Wandern entlang der kühlen Wutach

Sportverein Göschweiler freut sich über viele Naturfreunde / Ein Teilnehmer geht die 20-Kilometer-Strecke gleich zweimal .

Biologische Vielfalt erleben – so lautete das Versprechen des Sportverein Göschweiler, der wie jedes Jahr zwei Wandertage im Rahmen der Aktion des Deutschen Volkssportverbands anbot. Ein Teilnehmer war scheinbar so berauscht von der romantischen Vielfalt, dass es ihn zu außergewöhnlichen Taten drängte. "Am Samstag ist ein Wanderer aus Schramberg zweimal 20 Kilometer gewandert", berichtete der SV-Vorsitzende Walter Keßler.

Mit abwechslungsreichen Strecken wurde den Naturfreunden Lust aufs Wandern gemacht. Erstmals seit zehn Jahren konnten so deutlich mehr Gäste begrüßt werden: "Am Samstag kamen über 300 Teilnehmer. Viele davon sind aus der Umgebung angereist, aber etliche machten sich auch aus dem nahen Ausland wie Frankreich und der Schweiz auf nach Göschweiler."

Eine Gruppe aus Rottweil wählte die kleine Route mit einer Länge von sechs Kilometern. Mit dabei Alwin Burkhart in einer farbenprächtigen Jacke, auf der er stolz seine zahlreichen Wandersticker wie Trophäen genäht hat. Der 82-Jährige wandert im Jahr bei 110 Veranstaltungen mit.
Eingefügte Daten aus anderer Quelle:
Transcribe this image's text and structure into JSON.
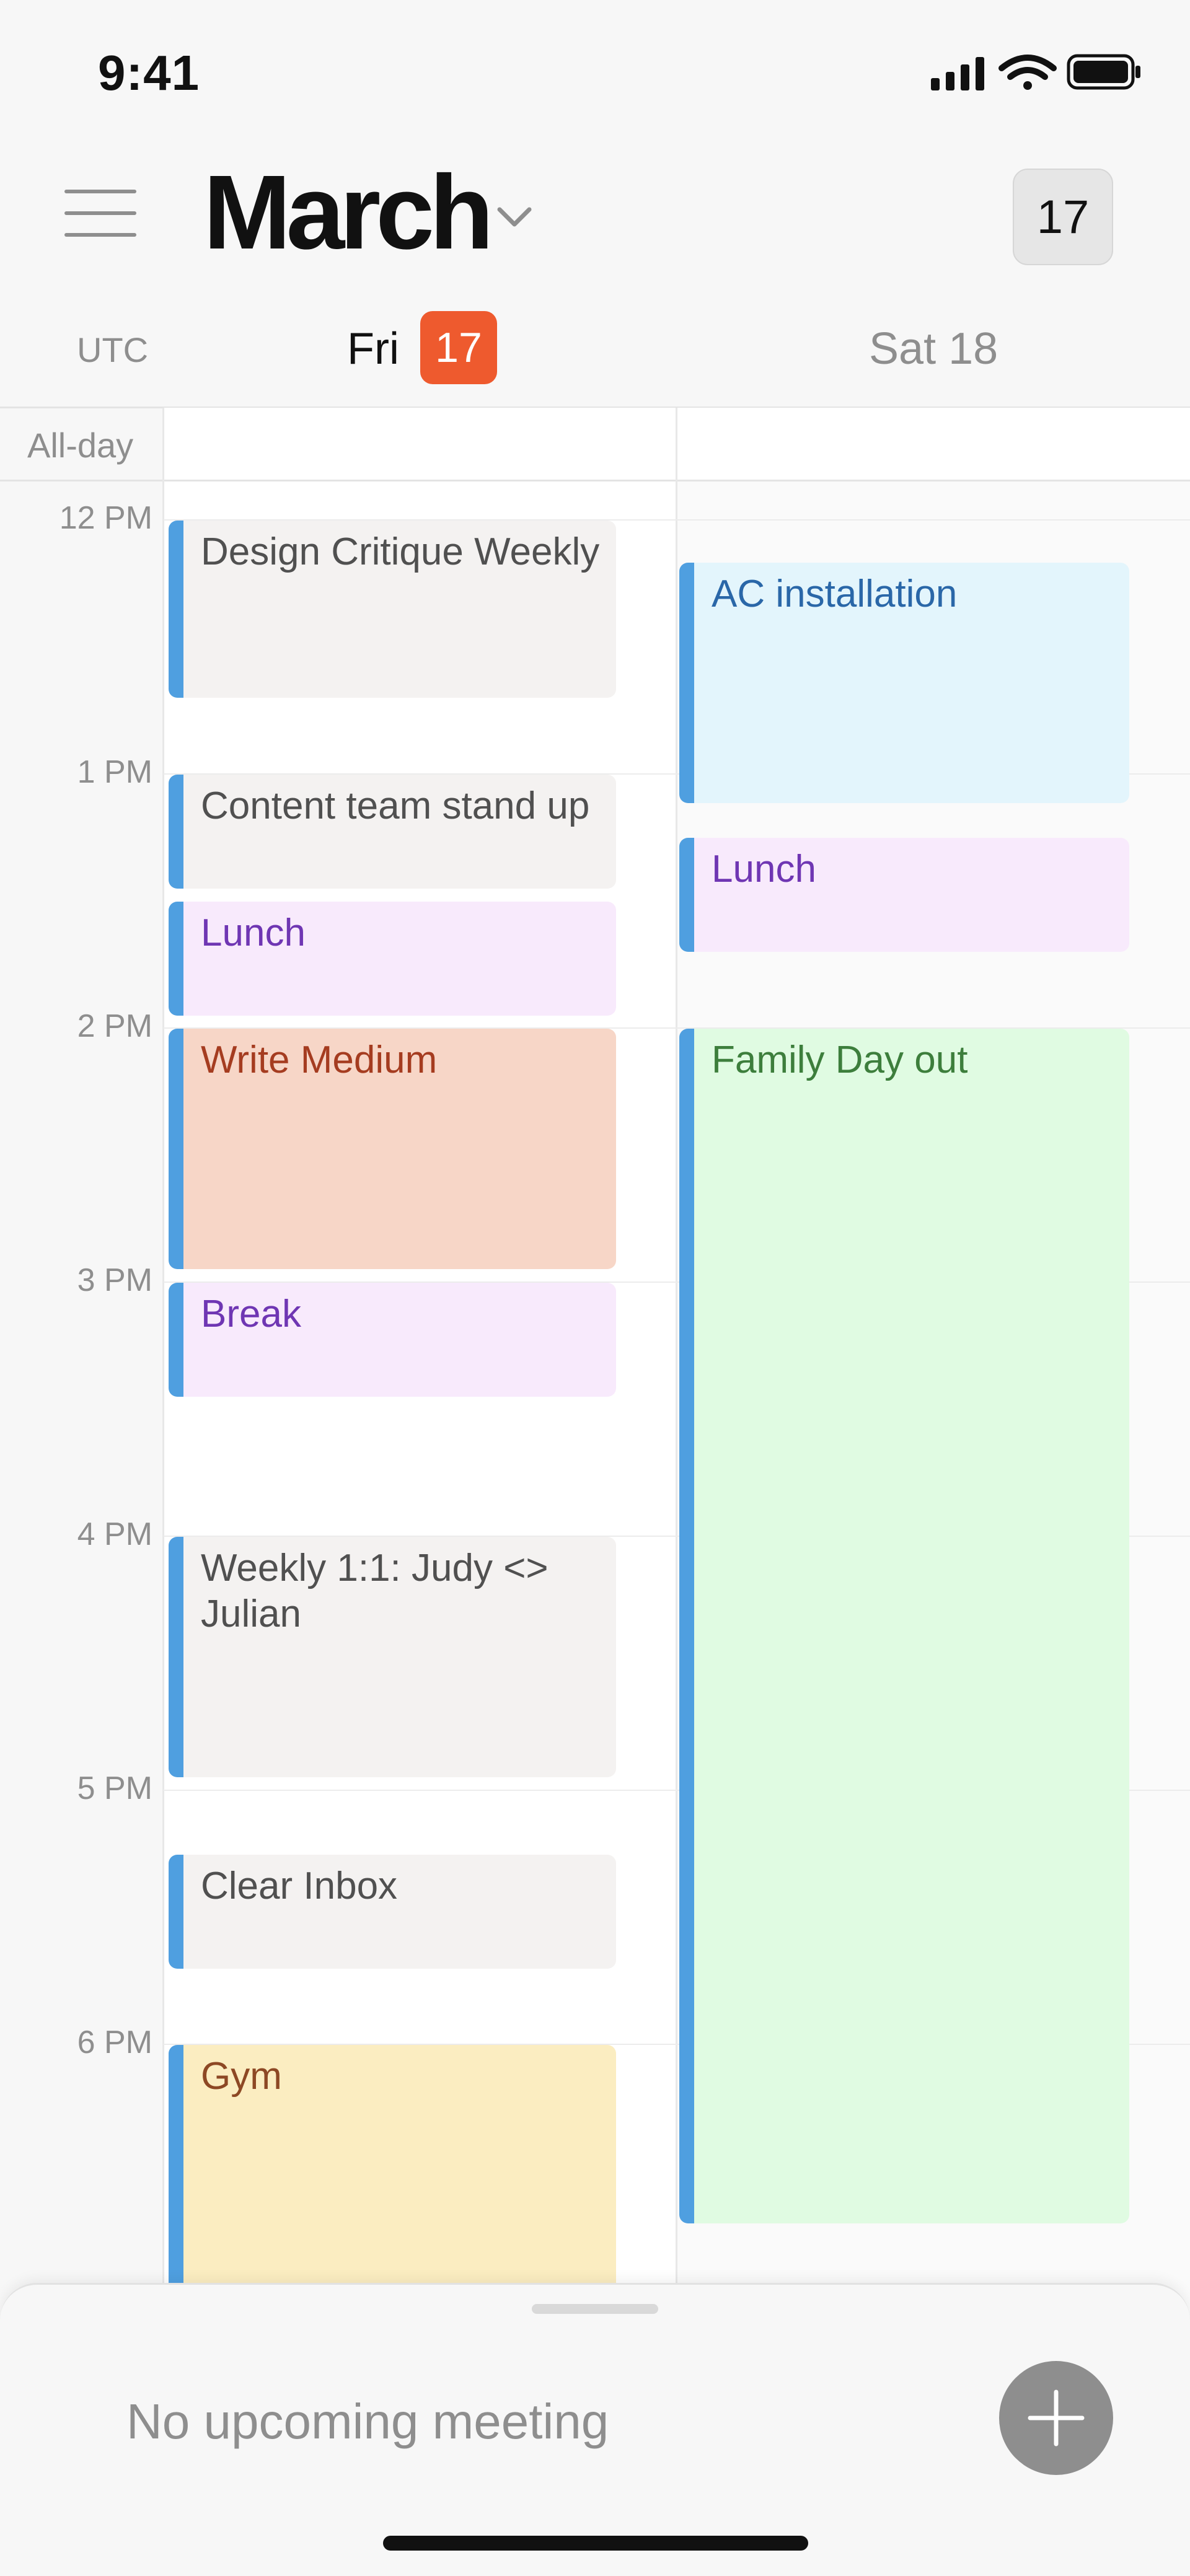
{
  "status_bar": {
    "time": "9:41",
    "icons": [
      "cellular-signal-icon",
      "wifi-icon",
      "battery-icon"
    ]
  },
  "header": {
    "menu_icon": "hamburger-menu-icon",
    "month": "March",
    "month_chevron_icon": "chevron-down-icon",
    "today_button": "17"
  },
  "day_header": {
    "timezone": "UTC",
    "days": [
      {
        "weekday": "Fri",
        "date": "17",
        "is_today": true
      },
      {
        "label": "Sat 18",
        "is_today": false
      }
    ]
  },
  "all_day": {
    "label": "All-day"
  },
  "hours": [
    "12 PM",
    "1 PM",
    "2 PM",
    "3 PM",
    "4 PM",
    "5 PM",
    "6 PM"
  ],
  "events": {
    "fri": [
      {
        "title": "Design Critique Weekly",
        "style": "grey"
      },
      {
        "title": "Content team stand up",
        "style": "grey"
      },
      {
        "title": "Lunch",
        "style": "purple"
      },
      {
        "title": "Write Medium",
        "style": "orange"
      },
      {
        "title": "Break",
        "style": "purple"
      },
      {
        "title": "Weekly 1:1: Judy <> Julian",
        "style": "grey"
      },
      {
        "title": "Clear Inbox",
        "style": "grey"
      },
      {
        "title": "Gym",
        "style": "yellow"
      }
    ],
    "sat": [
      {
        "title": "AC installation",
        "style": "blue"
      },
      {
        "title": "Lunch",
        "style": "purple"
      },
      {
        "title": "Family Day out",
        "style": "green"
      }
    ]
  },
  "bottom_sheet": {
    "message": "No upcoming meeting",
    "add_icon": "plus-icon"
  },
  "colors": {
    "today_badge": "#ee5a2e",
    "event_accent": "#4f9fe0",
    "grey_event": "#f4f2f1",
    "purple_event": "#f8eafc",
    "orange_event": "#f7d6c7",
    "blue_event": "#e3f5fc",
    "green_event": "#e0fbe2",
    "yellow_event": "#fbedc1"
  }
}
Erschöpft stützte er sich auf seinen stabilen Wanderstab, mit müden Schritten und schweren Stiefeln schleppte sich seine Gruppe in der Mittagshitze den steilen Hang zum Parkplatz hinauf. In ihrem Alter ginge es nicht mehr so schnell, da müsse man langsam machen. Seine Wanderkollegen nickten zustimmend.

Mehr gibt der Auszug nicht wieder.